El socialismo alemán. Sus comienzos

AutorGeorge Douglas Howard Cole
Cargo del AutorTeórico político inglés y un socialista crítico
Páginas249-264
XIX. EL SOCIALISMO ALEMÁN. SUS COMIENZOS
HASTA el año revolucionario de 1848, Francia fue sin duda el centro
del socialismo y del pensamiento socialista. El único gran pensador
socialista anterior a Marx que no era francés fue Robert Owen.
Babeuf, Saint-Simon, Fourier, Enfantin, Leroux, Cabet, Blanqui,
Louis Blanc, Buchez y Proudhon, todos eran franceses. También lo
fue Lamennais. Frente a estos nombres, con la única excepción de
Robert Owen, hasta bien entrada la década de 1840 sólo pueden
ponerse los de economistas anticapitalistas de la Gran Bretaña:
Hall, Thompson, Hodgskin, Gray y J. F. Bray, el oweniano cristiano
John Minter Morgan y, en Alemania —o más bien de ella, porque
estuvo allí poco tiempo—, Wilhelm Weitling. Hay, sin duda, algunos
otros en Alemania que es necesario tener en cuenta: J. G. Fichte,
que era una especie de socializador, si bien no un socialista en
ningún sentido que lo enlace con los otros pensadores estudiados
en este libro; y, como precursores del marxismo, Feuerbach y varios
“jóvenes hegelianos”: los hermanos Bauer, Moses Hess, Arnold
Ruge y varios más. Hubo también, en la década de 1840, grupos de
emigrados en Londres, Bruselas y París que han quedado en un
rincón de la historia, principalmente porque llegaron a ser
colaboradores, y más tarde enemigos, de Marx. Y también tenemos,
por supuesto, las grandes figuras de Godwin y de Paine que, siendo
apenas socialistas, son, sin embargo, precursores de las doctrinas
socialistas. Hay además figuras menores, como Thomas Spence y
algunos otros de los primeros defensores de la reforma agraria, así
como desconocidos, como Piercy Ravenstone.
Ninguna de estas excepciones invalida la conclusión general.

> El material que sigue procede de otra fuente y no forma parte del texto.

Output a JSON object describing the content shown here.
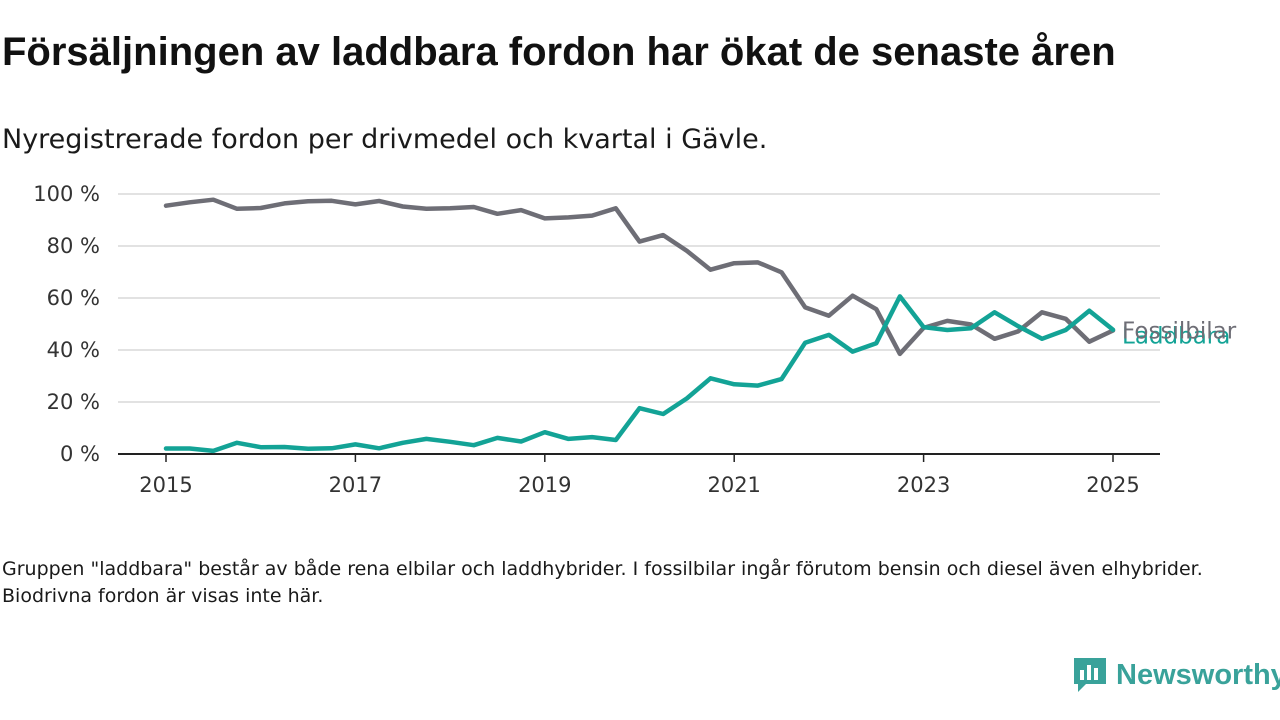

París, hasta 1848, fue el lugar donde toda clase de teoría de
organización social anarquista, socialista o comunista fue lanzada,
largamente discutida y sometida al examen de los teóricos rivales,
no sólo en corrillos y por pequeños grupos de excéntricos e
inconformes, sino coram populo, en los periódicos más influyentes,
en clubes y sociedades que tenían muchos partidarios, en folletos,
affiches y hojas volantes, en los cafés y en las calles; en general,
por todas partes. Esto fue así porque Francia, y en especial París,
había sido teatro de la gran Revolución de 1789 y sufrido a
continuación un cambio profundo tanto en las instituciones sociales
como en las políticas. Se debía en gran parte a esto, porque ningún
orden nuevo había sido establecido efectivamente para sustituir al
ancien régime y todo el futuro del país y de sus instituciones aún se
debatía diariamente. También se debe a que la Francia del siglo XVIII
había sido la patria principal de la especulación filosófica, tanto
acerca de las facultades del desarrollo de la inteligencia aplicada, tal
como se manifiesta en la ciencia, como acerca del hombre como
animal social; del hombre en sus relaciones con los demás hombres
y con la naturaleza; del hombre como objeto natural y como fuerza
creadora que actúa sobre la naturaleza. Montesquieu y La Mettrie,
Voltaire y Diderot, d’Holbach y Helvétius, Turgot y Condorcet, todos
habían ayudado a iniciar el gran debate y a preparar el terreno para
los conflictos entre girondinos y jacobinos, y todos los demás grupos
que desde 1789 discutieron acerca del futuro de Francia y de la
humanidad y, como consecuencia de esto, para el renovado clamor
de voces que siguió al eclipse de Napoleón. También en Alemania
había habido, en el siglo XVIII, un gran debate acerca del hombre y
de su lugar en el mundo de la naturaleza: entre los sucesores de
Leibniz y entre los contemporáneos y sucesores de Kant. Pero
había una diferencia. En Francia, bajo el antiguo régimen, la
discusión había tomado ya un sesgo político y social. En Alemania
había permanecido en el plano de la alta especulación y se había
ocupado mucho más del proceso del conocimiento que de las bases
de la acción.
Esto se debía en gran parte a que, desde 1789 en adelante, la
Francia urbana se había dado cuenta de la presencia en su seno de
fuerzas poderosas y nuevas capaces de una acción explosiva.